When I came to, I was riding in a pickup with a civil engineer, who was calmly explaining on his cell phone why he wouldn’t be on time for work. I recognized his equipment, since my father had recently retired from that occupation. That was amazing, since I could barely remember my own name!
After finishing his phone conversation, the engineer turned his attention to me, asking me to which hospital’s emergency room I would like to be taken to have my chin and cheek sewn up. I weakly replied that if he would be so kind as to take me back to my truck, I could drive myself to work, thank you.
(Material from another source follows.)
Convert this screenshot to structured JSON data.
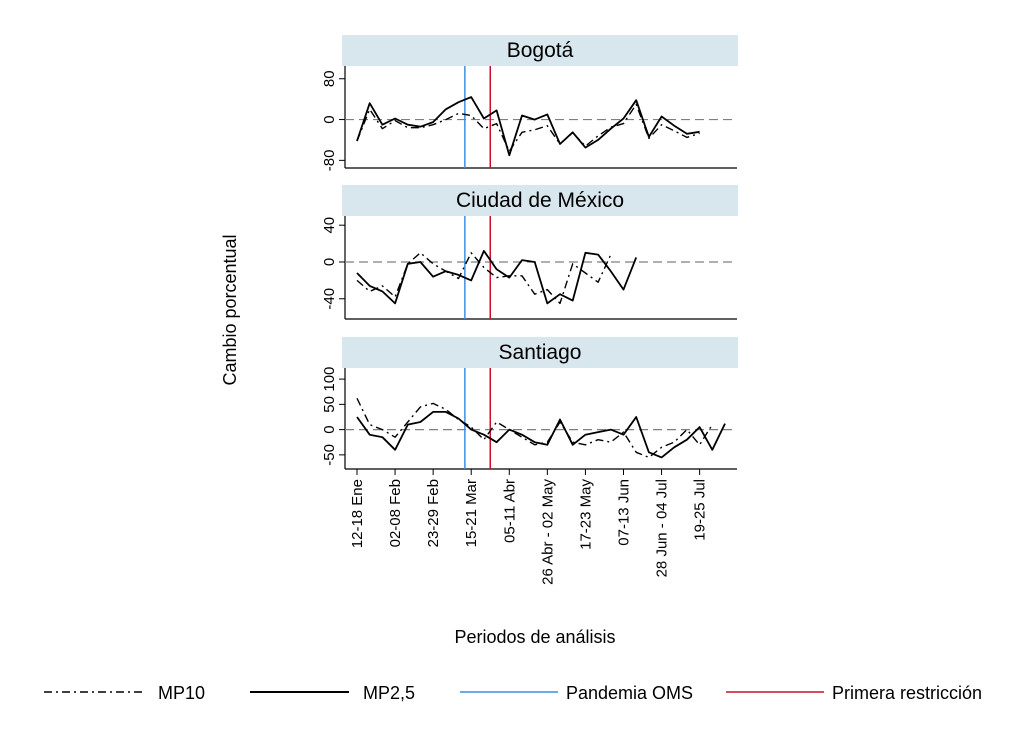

The engineer flipped down the visor on the passenger's side of the truck, pulling down the vanity mirror. As I examined my face, he handed me one of my frozen water bottles to put against the cuts and minimize the bleeding. My Good Samaritan then called my roommate and informed him that he was taking me to the closest hospital. I never saw that Good Samaritan again. Although he obviously went to great pains to make sure that my bike and all my personal belongings were in my roommate Gabe's or my possession before leaving, he repeatedly refused any compensation from either of us.
***
There is never an ideal time to have stitches in your face, but this was a very, very bad time. Nicole was having a party that night, and I had already called her with my confirmation. Even worse, this happened the day before Valentine's Day, especially bad timing for a single, unattached male. To add to my frustration, I had developed a tradition of handing out flowers to all the single, unattached women (those who weren’t dating anyone at the time) in my singles group at church the Sunday that was closest to Valentine's Day. I had done this every year since my divorce. I had initially done it to distract and keep me from feeling sorry for myself during what I considered to be a very stressful time. I later found out that many of my lady friends were a little miffed when I stopped my little tradition. Hopefully, none of them took it as an unintended or undesired pass.
(I would later learn that this holiday has the third-highest suicide rate of all holidays. The suicide rate for Valentine’s Day is exceeded only by Christmas and Thanksgiving. My hope was that a friendly gesture would help relieve at least one person’s depression, even if it was only my own.)
That night, I decided that my face was going to hurt no matter where I was. As a result of this thinking, I decided to attend Nicole's party. I was self-conscious about the cuts on my face, though—and worried about them getting infected—so I donned a “Phantom of the Opera” disguise fashioned out of bandages first. I did continue my tradition that night, handing out flowers to all the females in attendance, saving the best roses for the hostess. I reasoned (correctly) that I would be in too much pain to attend church services the next day. Stiffness and pain are usually much worse the day after an accident than the day of the accident. Mine certainly were.
Whether it was the roses or my clever disguise is still unclear to me, but I asked Nicole to a concert about ten days later, and she accepted my invitation. We've talked to each other on the telephone and/or seen each other every day, save one, since.